A key factor in the employment picture is the length of time being unemployed. The number of persons unemployed for less than 5 weeks decreased by 393,000 to 2.1 million in August. The number of long-term unemployed (those jobless for 27 weeks or more) held at 2.2 million in August and accounted for 27.7 percent of the unemployed. Over the past 12 months, the number of long-term unemployed is down by 779,000. The implications one could draw from these data are that the recently unemployed are finding new jobs at an accelerating pace and the trend is improving for active job seekers who have been unemployed in excess of half a year.
Then there are the number of persons employed part time for economic reasons (sometimes referred to as involuntary part-time workers). That number was little changed in August at 6.5 million. These individuals, who would have preferred full-time employment, were working part time because their hours had been cut back or because they were unable to find a full-time job.

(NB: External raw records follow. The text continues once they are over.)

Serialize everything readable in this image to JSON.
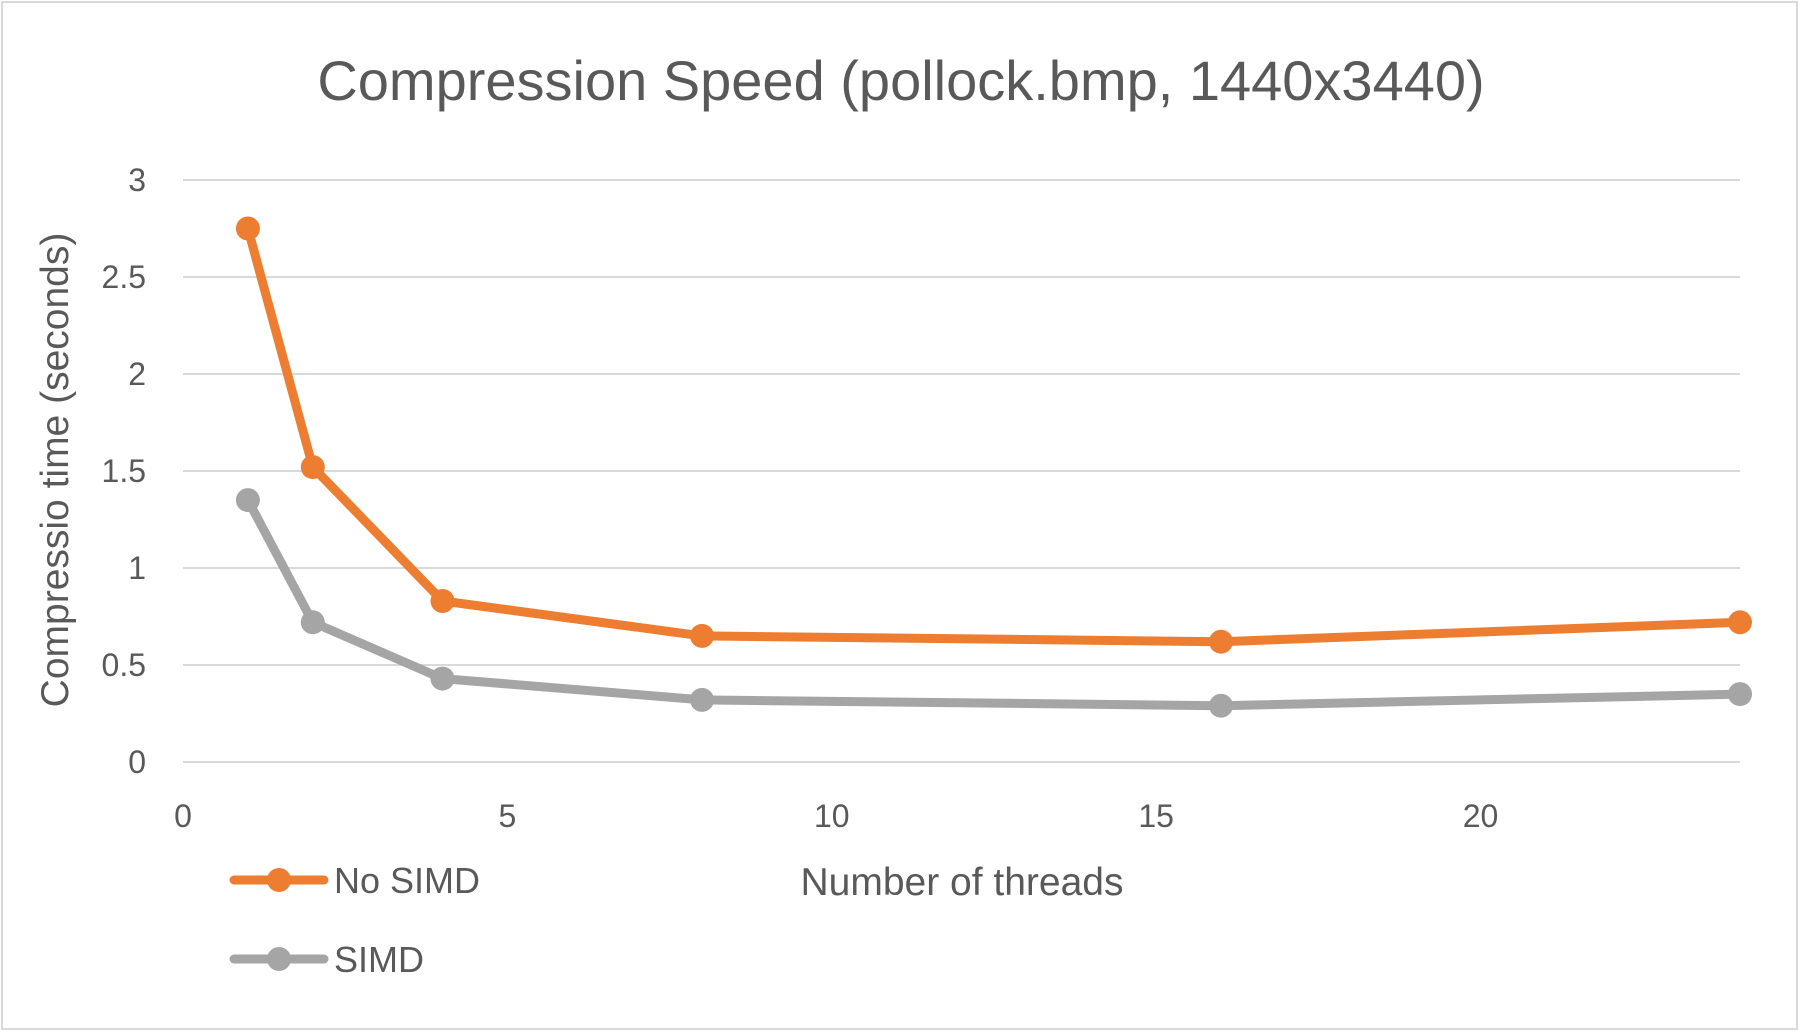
{
  "chart_data": {
    "type": "line",
    "title": "Compression Speed (pollock.bmp, 1440x3440)",
    "xlabel": "Number of threads",
    "ylabel": "Compressio time (seconds)",
    "xlim": [
      0,
      24
    ],
    "ylim": [
      0,
      3
    ],
    "xticks": [
      "0",
      "5",
      "10",
      "15",
      "20"
    ],
    "yticks": [
      "0",
      "0.5",
      "1",
      "1.5",
      "2",
      "2.5",
      "3"
    ],
    "grid": "horizontal",
    "legend_position": "bottom-left",
    "series": [
      {
        "name": "No SIMD",
        "color": "#ED7D31",
        "x": [
          1,
          2,
          4,
          8,
          16,
          24
        ],
        "y": [
          2.75,
          1.52,
          0.83,
          0.65,
          0.62,
          0.72
        ]
      },
      {
        "name": "SIMD",
        "color": "#A5A5A5",
        "x": [
          1,
          2,
          4,
          8,
          16,
          24
        ],
        "y": [
          1.35,
          0.72,
          0.43,
          0.32,
          0.29,
          0.35
        ]
      }
    ]
  }
}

The final unemployment piece to the jobs puzzle are the 1.8 million persons in August who were marginally attached to the labor force, which also is down (by 329,000) from a year earlier. These individuals were not in the labor force, wanted and were available for work, and had looked for a job sometime in the prior 12 months. They were not counted as unemployed because they had not searched for work in the 4 weeks preceding the survey. Within that group, BLS estimates that there were 624,000 discouraged workers in August. That group has also experienced improvement in the amount of 151,000 from a year earlier. Discouraged workers are persons not currently looking for work because they believe no jobs are available for them. The remaining 1.2 million persons marginally attached to the labor force in August had not searched for work for reasons such as school attendance or family responsibilities.
I’ll try to add all these data up and see what they suggest for the political environment and franchising. There are eight million people seeking work today and that trend has improved significantly in the past year, although it likely will slow down. Inside that total are about two million people unemployed for less than five weeks, a large portion of which should be expected to be employed again soon, and a similar number unemployed for longer than six months, which one could assume have greater challenges finding employment for a variety of reasons.

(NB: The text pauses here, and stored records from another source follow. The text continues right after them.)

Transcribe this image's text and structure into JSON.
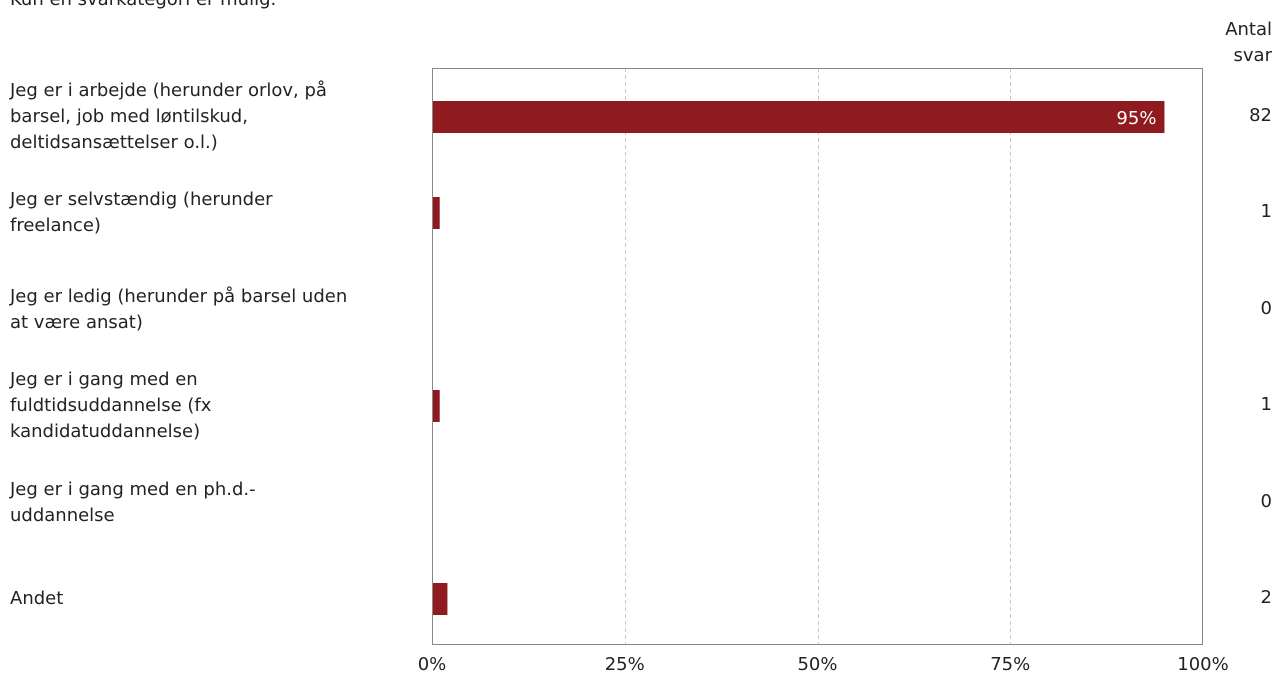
{
  "subtitle": "Kun én svarkategori er mulig.",
  "count_header": [
    "Antal",
    "svar"
  ],
  "chart_data": {
    "type": "bar",
    "orientation": "horizontal",
    "categories": [
      [
        "Jeg er i arbejde (herunder orlov, på",
        "barsel, job med løntilskud,",
        "deltidsansættelser o.l.)"
      ],
      [
        "Jeg er selvstændig (herunder",
        "freelance)"
      ],
      [
        "Jeg er ledig (herunder på barsel uden",
        "at være ansat)"
      ],
      [
        "Jeg er i gang med en",
        "fuldtidsuddannelse (fx",
        "kandidatuddannelse)"
      ],
      [
        "Jeg er i gang med en ph.d.-",
        "uddannelse"
      ],
      [
        "Andet"
      ]
    ],
    "values": [
      95,
      1,
      0,
      1,
      0,
      2
    ],
    "counts": [
      "82",
      "1",
      "0",
      "1",
      "0",
      "2"
    ],
    "data_labels": [
      "95%",
      "",
      "",
      "",
      "",
      ""
    ],
    "xlim": [
      0,
      100
    ],
    "xticks": [
      0,
      25,
      50,
      75,
      100
    ],
    "xtick_labels": [
      "0%",
      "25%",
      "50%",
      "75%",
      "100%"
    ],
    "grid": "vertical-dashed",
    "bar_color": "#8f1a20",
    "data_label_color": "#ffffff"
  }
}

Outside those eight million people are another 6.5 million part-time workers and 1.8 million people marginally attached to the work force. From an employment standpoint, even if I assume that a relatively lower percentage of those seeking work for more than six months have less appeal I still have at least seven million job seekers. Adding the majority of part-time workers seeking full-time work gets me to an employment pool of at least 13 million people. Categorizing the rest of the long term unemployed and marginally attached as a reserve pool adds another 3 million or so potential workers.
If it continues to be a long term issue, why isn’t franchising being considered part of the solution? I think the missing piece is we are not collecting the right labor information to prove the very points we know to be true – franchising creates jobs, trains unskilled workers and helps low skilled workers move into the middle class. This reality is quite the opposite of the common perception of franchising being a dead-end hamburger flipping job machine. It’s time to get the data to prove our message is aligned with our actions.